British banks continue to pour tens of billions of pounds into fossil fuel expansion, despite claims from the Chancellor Rishi Sunak at COP26 about making the UK ‘the world’s first net zero financial centre’.

Related topics:  Finance News
Rozi Jones
30th March 2022
climate change net zero campaigner
"The fact that UK banks continued to pour tens of billions of pounds into fossil fuels in the same year we hosted COP26 shows just how unserious our financial sector is about the climate crisis."

These are the findings in a new report, titled ‘Banking on Climate Chaos’, published by a coalition of civil society groups today.

Five UK lenders - Barclays, HSBC, Standard Chartered, Lloyds and Natwest - channelled more than £35bn of new money into fossil fuels in 2021, with Barclays remaining the biggest financier of dirty energy in Europe. The figures suggest that these five lenders have poured more than £275bn into fossil fuels since 2016.

This is in spite of the fact that such banks are members of the Net Zero Banking Alliance: a member alliance of the Glasgow Financial Alliance for Net Zero (GFANZ). GFANZ was the crowning jewel of Rishi Sunak’s COP26 announcements, with 450 global finance firms committed to alignment with the 2015 Paris Agreement, including limiting global warming to 1.5C.

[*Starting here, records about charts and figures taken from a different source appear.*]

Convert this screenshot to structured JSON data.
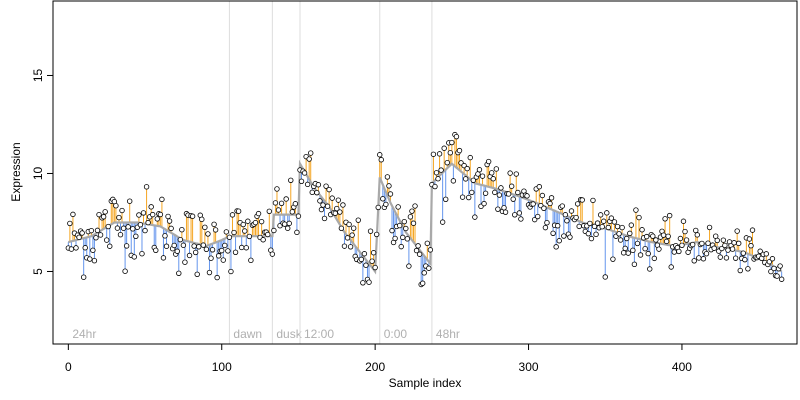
{
  "chart_data": {
    "type": "scatter",
    "title": "",
    "xlabel": "Sample index",
    "ylabel": "Expression",
    "xlim": [
      -10,
      475
    ],
    "ylim": [
      1.3,
      18.8
    ],
    "x_ticks": [
      0,
      100,
      200,
      300,
      400
    ],
    "y_ticks": [
      5,
      10,
      15
    ],
    "grid": false,
    "legend": "none",
    "colors": {
      "above_trend": "#f5a623",
      "below_trend": "#6495ed",
      "trend": "#a9a9a9",
      "points": "#000000",
      "phase_lines": "#dddddd",
      "phase_text": "#b0b0b0"
    },
    "phases": [
      {
        "x": 0,
        "label": "24hr",
        "line": false
      },
      {
        "x": 105,
        "label": "dawn",
        "line": true
      },
      {
        "x": 133,
        "label": "dusk",
        "line": true
      },
      {
        "x": 151,
        "label": "12:00",
        "line": true
      },
      {
        "x": 203,
        "label": "0:00",
        "line": true
      },
      {
        "x": 237,
        "label": "48hr",
        "line": true
      }
    ],
    "trend": [
      [
        0,
        6.5
      ],
      [
        15,
        6.8
      ],
      [
        30,
        7.5
      ],
      [
        45,
        7.5
      ],
      [
        60,
        7.3
      ],
      [
        75,
        6.6
      ],
      [
        90,
        6.3
      ],
      [
        100,
        6.6
      ],
      [
        105,
        6.8
      ],
      [
        120,
        6.8
      ],
      [
        133,
        6.8
      ],
      [
        134,
        7.9
      ],
      [
        150,
        7.9
      ],
      [
        151,
        10.5
      ],
      [
        160,
        9.3
      ],
      [
        170,
        8.3
      ],
      [
        180,
        7.0
      ],
      [
        190,
        6.0
      ],
      [
        200,
        5.0
      ],
      [
        203,
        9.8
      ],
      [
        210,
        8.5
      ],
      [
        220,
        7.0
      ],
      [
        230,
        6.0
      ],
      [
        236,
        5.4
      ],
      [
        237,
        9.5
      ],
      [
        250,
        10.5
      ],
      [
        265,
        9.5
      ],
      [
        280,
        9.2
      ],
      [
        295,
        8.8
      ],
      [
        305,
        8.5
      ],
      [
        320,
        8.0
      ],
      [
        335,
        7.5
      ],
      [
        350,
        7.2
      ],
      [
        365,
        6.8
      ],
      [
        380,
        6.5
      ],
      [
        395,
        6.3
      ],
      [
        410,
        6.5
      ],
      [
        425,
        6.2
      ],
      [
        440,
        6.0
      ],
      [
        455,
        5.5
      ],
      [
        465,
        5.0
      ]
    ],
    "noise_amplitude": [
      [
        0,
        1.3
      ],
      [
        100,
        1.2
      ],
      [
        134,
        1.0
      ],
      [
        151,
        0.9
      ],
      [
        203,
        1.1
      ],
      [
        237,
        1.5
      ],
      [
        320,
        1.1
      ],
      [
        400,
        0.7
      ],
      [
        465,
        0.6
      ]
    ],
    "n_points": 466
  }
}
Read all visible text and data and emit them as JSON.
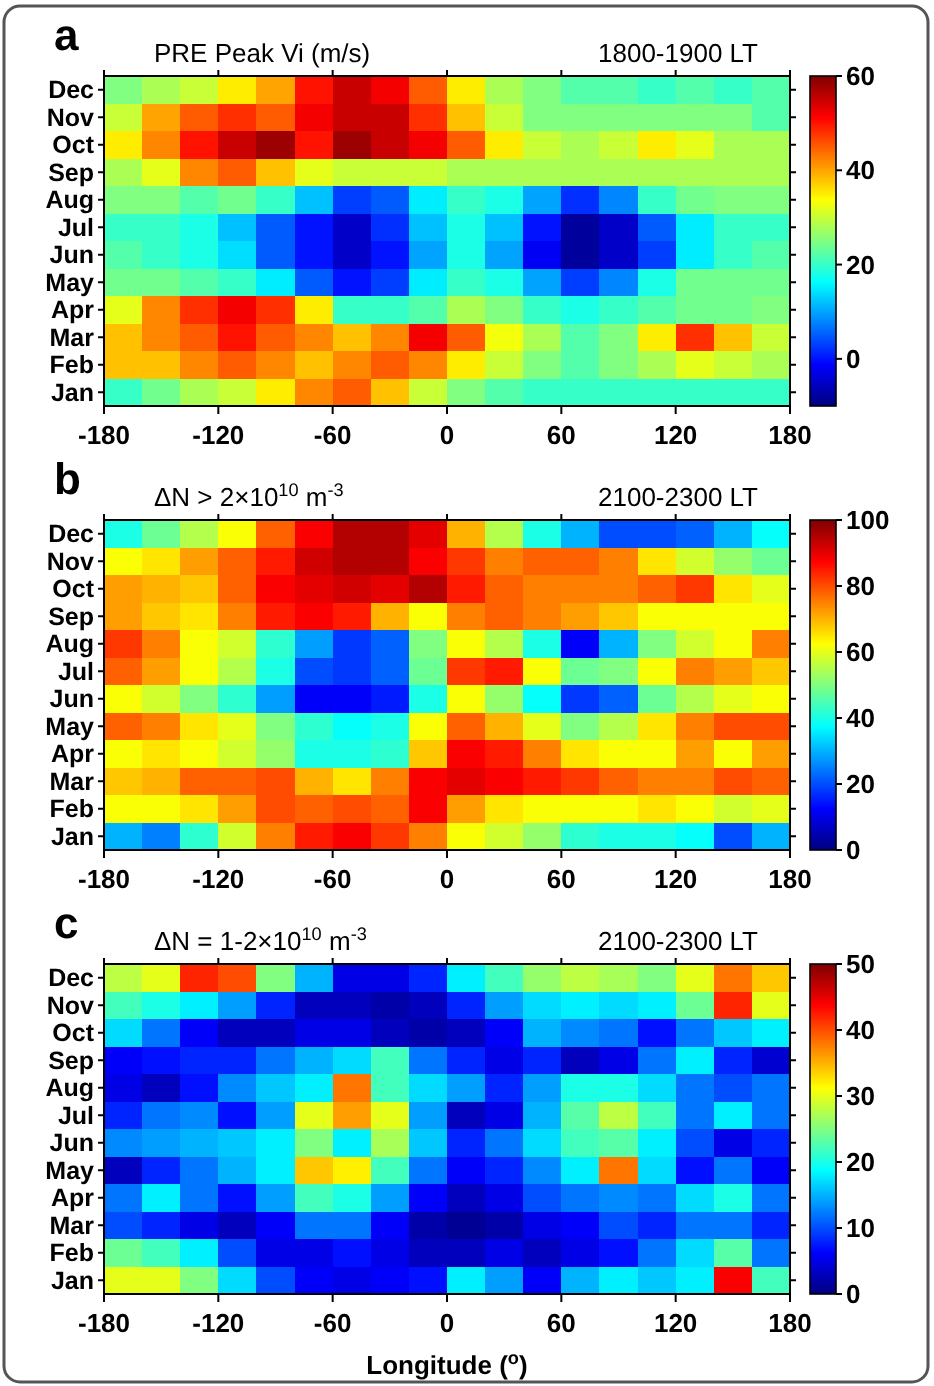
{
  "chart_data": [
    {
      "type": "heatmap",
      "title": "a",
      "annotations": [
        "PRE Peak Vi (m/s)",
        "1800-1900 LT"
      ],
      "x": [
        -170,
        -150,
        -130,
        -110,
        -90,
        -70,
        -50,
        -30,
        -10,
        10,
        30,
        50,
        70,
        90,
        110,
        130,
        150,
        170
      ],
      "xlim": [
        -180,
        180
      ],
      "xticks": [
        -180,
        -120,
        -60,
        0,
        60,
        120,
        180
      ],
      "y_categories": [
        "Dec",
        "Nov",
        "Oct",
        "Sep",
        "Aug",
        "Jul",
        "Jun",
        "May",
        "Apr",
        "Mar",
        "Feb",
        "Jan"
      ],
      "cells": [
        [
          25,
          28,
          30,
          35,
          40,
          50,
          55,
          52,
          45,
          35,
          28,
          25,
          22,
          22,
          20,
          22,
          20,
          22
        ],
        [
          30,
          40,
          45,
          48,
          45,
          52,
          55,
          55,
          48,
          38,
          30,
          25,
          25,
          25,
          25,
          25,
          25,
          22
        ],
        [
          35,
          42,
          50,
          55,
          58,
          50,
          58,
          55,
          52,
          45,
          35,
          30,
          28,
          30,
          35,
          32,
          28,
          28
        ],
        [
          28,
          32,
          42,
          45,
          38,
          32,
          30,
          30,
          30,
          28,
          28,
          28,
          28,
          28,
          28,
          28,
          28,
          28
        ],
        [
          25,
          25,
          22,
          24,
          20,
          12,
          3,
          5,
          15,
          20,
          18,
          10,
          2,
          8,
          20,
          24,
          25,
          25
        ],
        [
          20,
          20,
          18,
          12,
          5,
          0,
          -5,
          2,
          12,
          18,
          12,
          0,
          -8,
          -5,
          5,
          15,
          20,
          20
        ],
        [
          22,
          20,
          18,
          14,
          5,
          0,
          -5,
          0,
          10,
          18,
          10,
          -2,
          -8,
          -5,
          3,
          15,
          20,
          22
        ],
        [
          24,
          24,
          22,
          20,
          15,
          5,
          0,
          3,
          15,
          20,
          18,
          10,
          3,
          8,
          18,
          24,
          24,
          24
        ],
        [
          32,
          42,
          48,
          52,
          48,
          35,
          20,
          20,
          22,
          28,
          25,
          20,
          18,
          20,
          22,
          24,
          24,
          25
        ],
        [
          38,
          42,
          45,
          50,
          45,
          42,
          38,
          42,
          52,
          45,
          33,
          28,
          22,
          25,
          35,
          48,
          38,
          30
        ],
        [
          38,
          38,
          42,
          45,
          42,
          38,
          42,
          45,
          42,
          35,
          30,
          25,
          22,
          25,
          28,
          32,
          30,
          28
        ],
        [
          20,
          24,
          28,
          30,
          35,
          42,
          45,
          38,
          30,
          25,
          22,
          20,
          20,
          20,
          20,
          20,
          20,
          20
        ]
      ],
      "clim": [
        -10,
        60
      ],
      "cticks": [
        0,
        20,
        40,
        60
      ]
    },
    {
      "type": "heatmap",
      "title": "b",
      "annotations": [
        "ΔN > 2×10$^{10}$ m$^{-3}$",
        "2100-2300 LT"
      ],
      "x": [
        -170,
        -150,
        -130,
        -110,
        -90,
        -70,
        -50,
        -30,
        -10,
        10,
        30,
        50,
        70,
        90,
        110,
        130,
        150,
        170
      ],
      "xlim": [
        -180,
        180
      ],
      "xticks": [
        -180,
        -120,
        -60,
        0,
        60,
        120,
        180
      ],
      "y_categories": [
        "Dec",
        "Nov",
        "Oct",
        "Sep",
        "Aug",
        "Jul",
        "Jun",
        "May",
        "Apr",
        "Mar",
        "Feb",
        "Jan"
      ],
      "cells": [
        [
          40,
          48,
          55,
          62,
          78,
          88,
          95,
          95,
          90,
          70,
          55,
          40,
          30,
          20,
          20,
          22,
          30,
          38
        ],
        [
          62,
          65,
          72,
          78,
          85,
          92,
          95,
          95,
          88,
          82,
          75,
          78,
          78,
          75,
          65,
          58,
          52,
          48
        ],
        [
          72,
          70,
          68,
          78,
          88,
          90,
          92,
          90,
          95,
          85,
          78,
          75,
          75,
          75,
          78,
          82,
          65,
          60
        ],
        [
          72,
          68,
          65,
          75,
          85,
          88,
          85,
          70,
          62,
          75,
          78,
          75,
          72,
          68,
          62,
          62,
          62,
          62
        ],
        [
          82,
          75,
          62,
          58,
          42,
          28,
          18,
          22,
          50,
          62,
          55,
          40,
          12,
          30,
          50,
          58,
          62,
          75
        ],
        [
          78,
          72,
          62,
          55,
          40,
          20,
          18,
          22,
          48,
          82,
          85,
          62,
          48,
          50,
          62,
          75,
          72,
          68
        ],
        [
          62,
          58,
          50,
          42,
          28,
          12,
          12,
          15,
          40,
          62,
          52,
          38,
          18,
          22,
          48,
          55,
          60,
          62
        ],
        [
          78,
          75,
          65,
          60,
          50,
          42,
          38,
          40,
          62,
          78,
          70,
          60,
          50,
          55,
          65,
          75,
          80,
          80
        ],
        [
          62,
          65,
          62,
          58,
          52,
          40,
          40,
          42,
          68,
          88,
          85,
          75,
          65,
          62,
          62,
          72,
          62,
          72
        ],
        [
          68,
          70,
          78,
          78,
          80,
          70,
          65,
          75,
          88,
          90,
          88,
          85,
          82,
          78,
          75,
          75,
          80,
          78
        ],
        [
          62,
          62,
          65,
          72,
          80,
          78,
          80,
          78,
          88,
          72,
          65,
          62,
          62,
          62,
          65,
          62,
          58,
          60
        ],
        [
          30,
          25,
          42,
          58,
          75,
          85,
          88,
          82,
          75,
          62,
          58,
          52,
          42,
          40,
          40,
          38,
          20,
          30
        ]
      ],
      "clim": [
        0,
        100
      ],
      "cticks": [
        0,
        20,
        40,
        60,
        80,
        100
      ]
    },
    {
      "type": "heatmap",
      "title": "c",
      "annotations": [
        "ΔN = 1-2×10$^{10}$ m$^{-3}$",
        "2100-2300 LT"
      ],
      "xlabel": "Longitude ($^{o}$)",
      "x": [
        -170,
        -150,
        -130,
        -110,
        -90,
        -70,
        -50,
        -30,
        -10,
        10,
        30,
        50,
        70,
        90,
        110,
        130,
        150,
        170
      ],
      "xlim": [
        -180,
        180
      ],
      "xticks": [
        -180,
        -120,
        -60,
        0,
        60,
        120,
        180
      ],
      "y_categories": [
        "Dec",
        "Nov",
        "Oct",
        "Sep",
        "Aug",
        "Jul",
        "Jun",
        "May",
        "Apr",
        "Mar",
        "Feb",
        "Jan"
      ],
      "cells": [
        [
          28,
          30,
          42,
          40,
          25,
          15,
          5,
          5,
          8,
          18,
          22,
          26,
          28,
          27,
          25,
          30,
          38,
          34
        ],
        [
          22,
          20,
          18,
          14,
          8,
          3,
          3,
          2,
          3,
          8,
          14,
          17,
          18,
          17,
          18,
          24,
          42,
          30
        ],
        [
          17,
          12,
          6,
          3,
          3,
          5,
          5,
          3,
          2,
          3,
          6,
          15,
          13,
          12,
          7,
          12,
          16,
          18
        ],
        [
          6,
          7,
          8,
          8,
          12,
          15,
          17,
          22,
          12,
          8,
          5,
          8,
          3,
          5,
          12,
          18,
          8,
          4
        ],
        [
          5,
          3,
          7,
          13,
          16,
          18,
          38,
          22,
          17,
          14,
          8,
          14,
          20,
          20,
          17,
          12,
          10,
          12
        ],
        [
          8,
          12,
          13,
          7,
          14,
          30,
          36,
          30,
          14,
          3,
          5,
          15,
          23,
          28,
          22,
          12,
          18,
          12
        ],
        [
          13,
          14,
          15,
          16,
          18,
          25,
          18,
          27,
          16,
          8,
          12,
          17,
          22,
          23,
          18,
          10,
          5,
          8
        ],
        [
          3,
          8,
          12,
          15,
          18,
          34,
          32,
          22,
          12,
          6,
          8,
          13,
          18,
          38,
          17,
          7,
          12,
          6
        ],
        [
          12,
          18,
          12,
          7,
          14,
          22,
          20,
          14,
          6,
          3,
          5,
          10,
          12,
          13,
          12,
          17,
          20,
          12
        ],
        [
          10,
          8,
          5,
          3,
          6,
          12,
          12,
          6,
          2,
          1,
          2,
          5,
          6,
          10,
          8,
          12,
          12,
          8
        ],
        [
          24,
          22,
          18,
          10,
          5,
          5,
          7,
          5,
          3,
          3,
          5,
          3,
          5,
          7,
          12,
          17,
          23,
          12
        ],
        [
          30,
          30,
          25,
          17,
          10,
          6,
          5,
          6,
          7,
          18,
          14,
          6,
          15,
          18,
          16,
          18,
          44,
          22
        ]
      ],
      "clim": [
        0,
        50
      ],
      "cticks": [
        0,
        10,
        20,
        30,
        40,
        50
      ]
    }
  ]
}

Fran Boait, executive director at research and campaign group Positive Money, said: “In the fossil financier leaderboards, British banks once again stand out for all the wrong reasons, making a mockery of the Chancellor’s promise to make London a net zero financial centre. The fact that UK banks continued to pour tens of billions of pounds into fossil fuels in the same year we hosted COP26 shows just how unserious our financial sector is about the climate crisis.

“The International Energy Agency has called for no new investments in fossil fuel expansions if the world is to reach net zero by 2050. Relying on disclosures and voluntary, non-binding commitments simply isn’t enough to shift finance at the pace needed to keep 1.5C alive - we need strong regulation to stop banks fuelling our reliance on fossil fuels.

“The government will set out a major Green Finance Strategy this year, which will be a golden opportunity to turn words into action by concretely shifting financial flows out of fossil fuels and into the cheap renewables that will secure our energy independence and bring down household bills.”